(589c) Reaction and Adsorption of Mercury Captured Onto Cupric Chloride-Impregnated Sorbents

Carbon sorbent injection is the most promising control technology in reducing mercury emissions from coal-fired power plants. CuCl2-impregnated activated carbon sorbent has demonstrated excellent mercury oxidation and adsorption performance in our previous studies. In our previous study using XAFS shows that mercuric chloride (HgCl2) is a major resultant oxidized mercury compound generated over the CuCl2-impregnated activated carbon sorbent as a result of reaction between elemental mercury and cupric chloride.

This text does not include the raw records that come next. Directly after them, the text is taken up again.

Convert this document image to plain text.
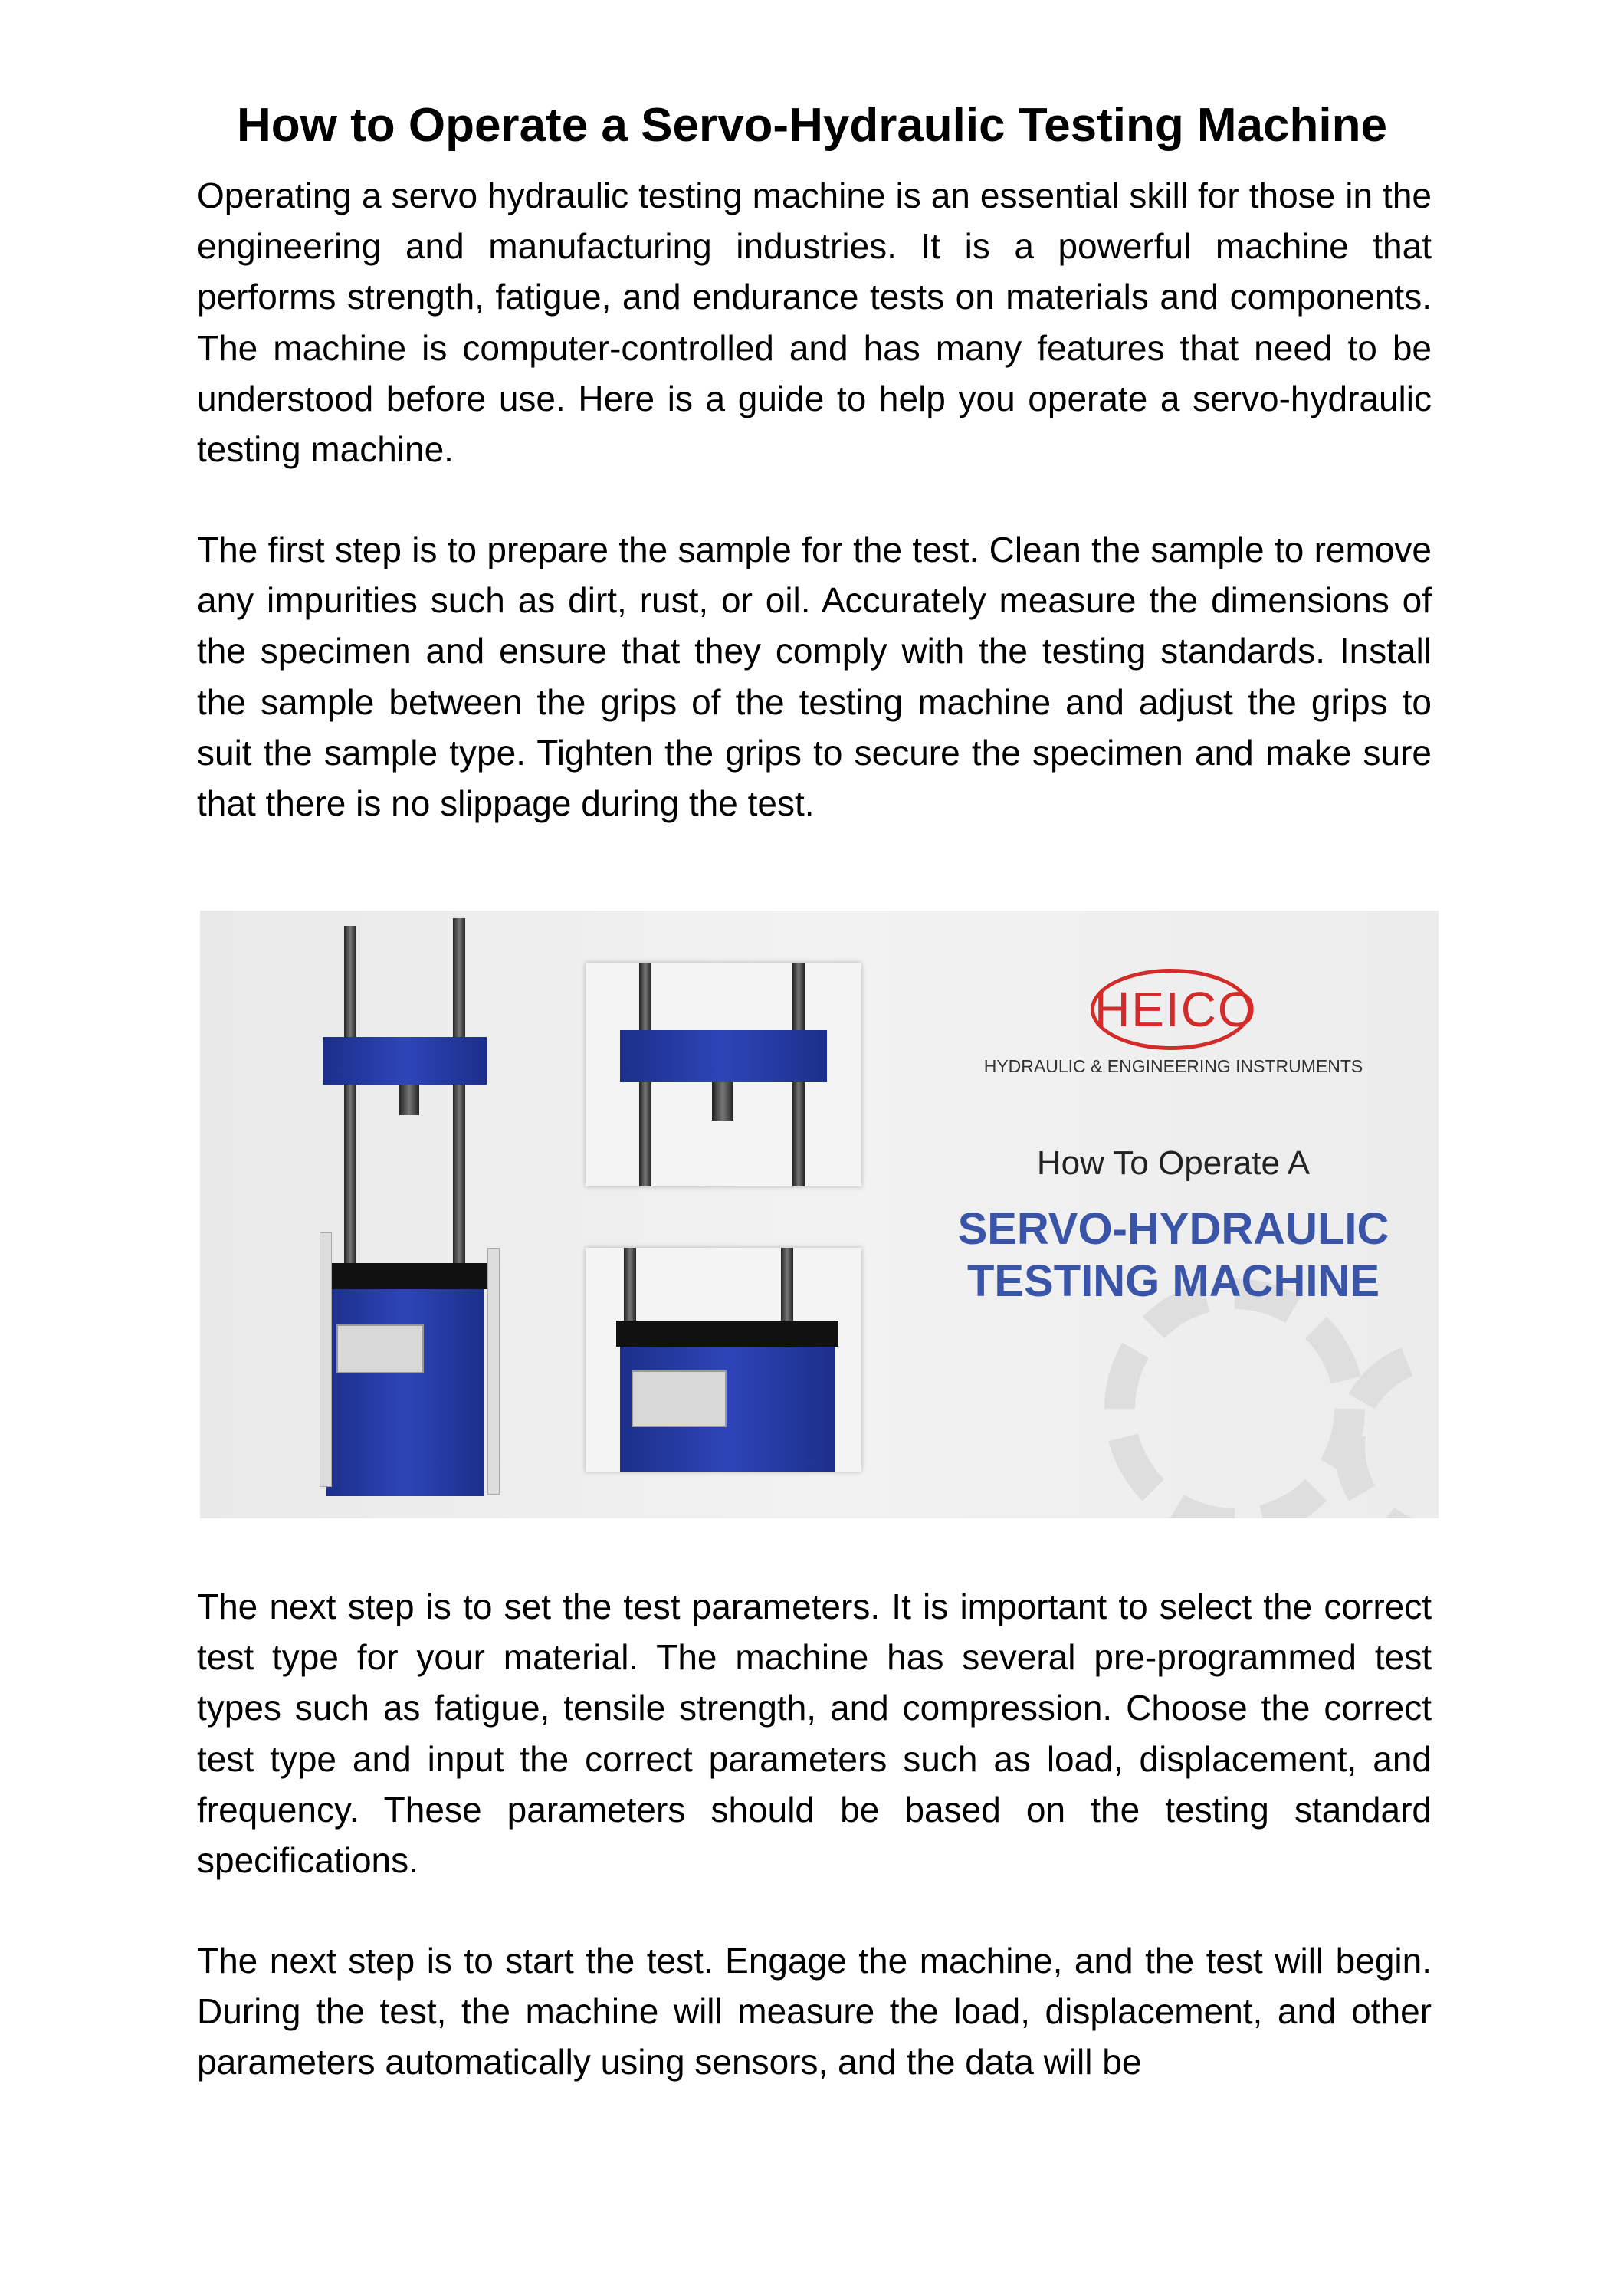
How to Operate a Servo-Hydraulic Testing Machine

Operating a servo hydraulic testing machine is an essential skill for those in the engineering and manufacturing industries. It is a powerful machine that performs strength, fatigue, and endurance tests on materials and components. The machine is computer-controlled and has many features that need to be understood before use. Here is a guide to help you operate a servo-hydraulic testing machine.

The first step is to prepare the sample for the test. Clean the sample to remove any impurities such as dirt, rust, or oil. Accurately measure the dimensions of the specimen and ensure that they comply with the testing standards. Install the sample between the grips of the testing machine and adjust the grips to suit the sample type. Tighten the grips to secure the specimen and make sure that there is no slippage during the test.

HEICO
HYDRAULIC & ENGINEERING INSTRUMENTS
How To Operate A
SERVO-HYDRAULIC
TESTING MACHINE

The next step is to set the test parameters. It is important to select the correct test type for your material. The machine has several pre-programmed test types such as fatigue, tensile strength, and compression. Choose the correct test type and input the correct parameters such as load, displacement, and frequency. These parameters should be based on the testing standard specifications.

The next step is to start the test. Engage the machine, and the test will begin. During the test, the machine will measure the load, displacement, and other parameters automatically using sensors, and the data will be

This study focused on the kinetic adsorption behavior of mercuric chloride vapor onto the CuCl2-impregnated activated carbon sorbent.

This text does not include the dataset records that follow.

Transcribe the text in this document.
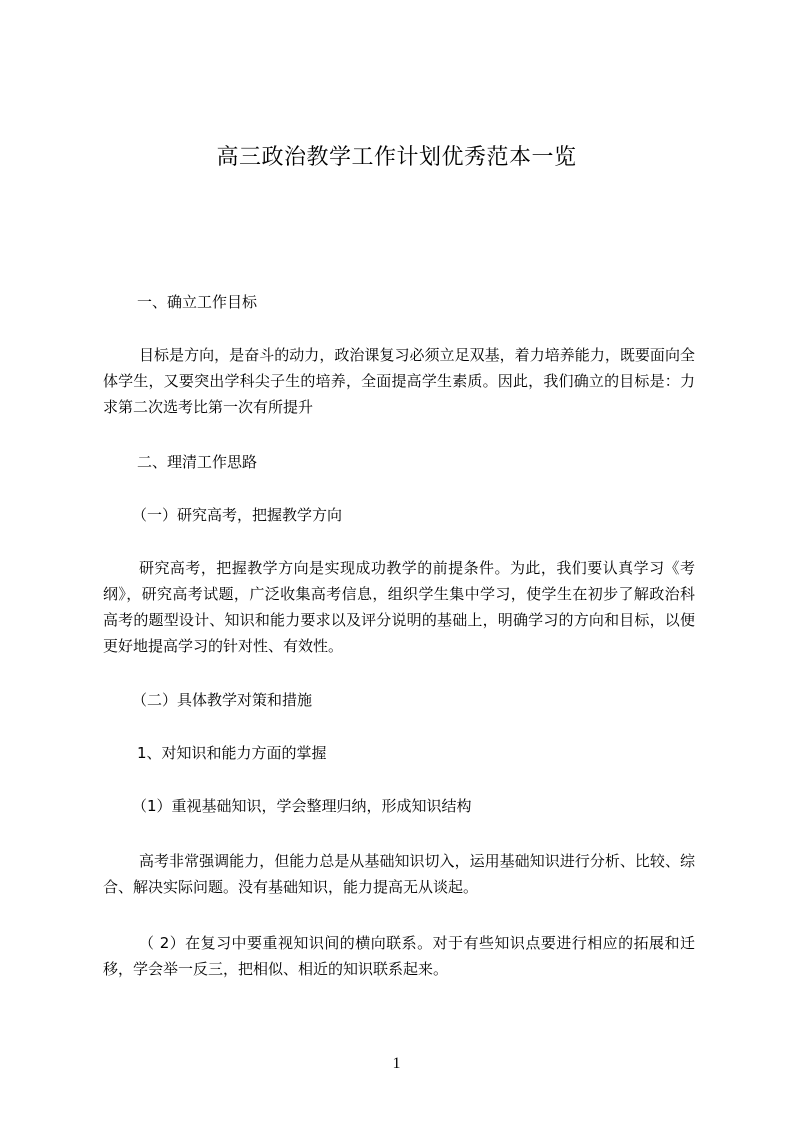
高三政治教学工作计划优秀范本一览
一、确立工作目标
目标是方向，是奋斗的动力，政治课复习必须立足双基，着力培养能力，既要面向全体学生，又要突出学科尖子生的培养，全面提高学生素质。因此，我们确立的目标是：力求第二次选考比第一次有所提升
二、理清工作思路
（一）研究高考，把握教学方向
研究高考，把握教学方向是实现成功教学的前提条件。为此，我们要认真学习《考纲》，研究高考试题，广泛收集高考信息，组织学生集中学习，使学生在初步了解政治科高考的题型设计、知识和能力要求以及评分说明的基础上，明确学习的方向和目标，以便更好地提高学习的针对性、有效性。
（二）具体教学对策和措施
1、对知识和能力方面的掌握
（1）重视基础知识，学会整理归纳，形成知识结构
高考非常强调能力，但能力总是从基础知识切入，运用基础知识进行分析、比较、综合、解决实际问题。没有基础知识，能力提高无从谈起。
（ 2）在复习中要重视知识间的横向联系。对于有些知识点要进行相应的拓展和迁移，学会举一反三，把相似、相近的知识联系起来。
1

The experiments were performed in our lab-scale fixed-bed system at 140 °C by varying inlet HgCl2 concentrations in the range of 5~20 ppbv. Three different sorbents were tested, i.e. raw commercial activated carbon (Norit's DARCO FGD), 4%(wt) CuCl2-impregnated activated carbon, and 8%(wt) CuCl2-impregnated activated carbon. The adsorption capacities of HgCl2 onto raw, 4%, and 8% sorbents were 30 mg, 17 mg, 9 mg HgCl2 per g sorbent, respectively, at 10 ppbv HgCl2. The HgCl2 adsorption capacity of CuCl2-impregnated activated carbon decreased with an increase in CuCl2 loading, suggesting that HgCl2 is adsorbed onto free carbon site. Based on the Langmuir isotherm assumption, a kinetic model of HgCl2 adsorption onto CuCl2-impregnated AC was developed, and the adsorption and desorption rate constants were determined by fitting experimental breakthrough data with the model calculations.